Wisst ihr woran es liegen könnte?

Gruß
der Felix


----------



## André Uhres (27. Mrz 2006)

Vielleicht daran daß du addarr[6] zweimal hinzufügst?


----------



## abollm (27. Mrz 2006)

Wie A. Uhres schon vermutet hat, wird es wohl daran liegn, dass du zweimal den gleichen Wert zusätzlich zu den sonstigen Werten in die Tabelle einzufügen versuchst.

Die von dir angegebene Meldung ist eindeutig: die Anzahl der Spalten stimmt für den einzufügenden (ersten!) Datensatz nicht mit dr Anzahl der Spalten in der Tabelle überein. Und zwar versuchst du mindestens einen Wert mehr, als Spalten vorhanden sind, in die Tabelle einzufügen.


----------



## SamHotte (28. Mrz 2006)

1. SQL-Statements auf die Weise zusammenzustückeln ist schwer zu debuggen. Versuch mal, statt dessen mit einem PreparedStatement zu arbeiten.
2. catch (Exception e) sorgt ebenfalls (meistens) dafür, dass man die eigentliche Fehlerursache erstmal nicht findet ...


----------



## bronks (28. Mrz 2006)

SamHotte hat gesagt.:
			
		

> 1. SQL-Statements auf die Weise zusammenzustückeln ist schwer zu debuggen. Versuch mal, statt dessen mit einem PreparedStatement zu arbeiten ...
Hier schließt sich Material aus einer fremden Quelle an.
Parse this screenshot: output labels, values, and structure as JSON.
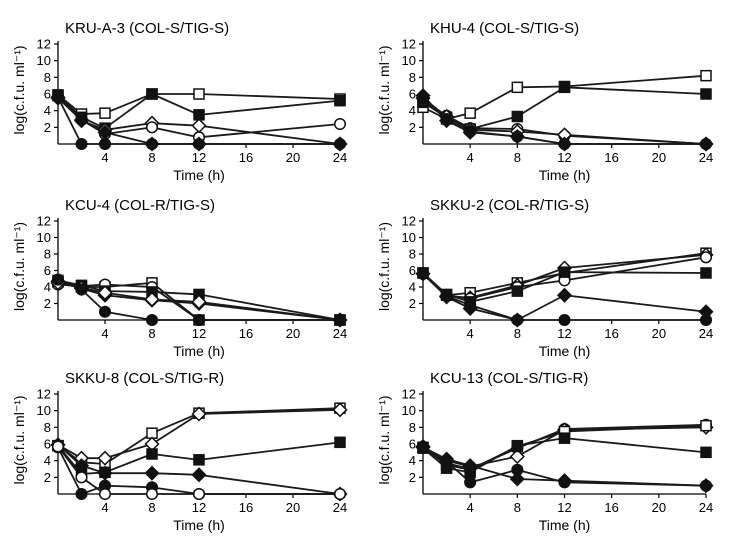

Schön, daß sich mit dem Debuggen von PreparedStatements jemand auskennt und hab da gleich mal ne Frage: Wie entlocke ich dem PreparedStatementObjekt den SQL, der ausgeführt werden soll?


----------



## Felix (28. Mrz 2006)

kk, danke damit funktioinierts, ich hatte tatsächlich einfach einen Wert zuviel übergeben. Viel erfolg noch bei deiner Suche bronks


----------



## SamHotte (28. Mrz 2006)

Den "richtigen" SQL-String bekommst du nicht mehr, aber das macht nichts:
PreparedStatement.getMetaData() bzw. PreparedStatement.getParameterMetaData() reichen eigentlich meist, um zu debuggen.


----------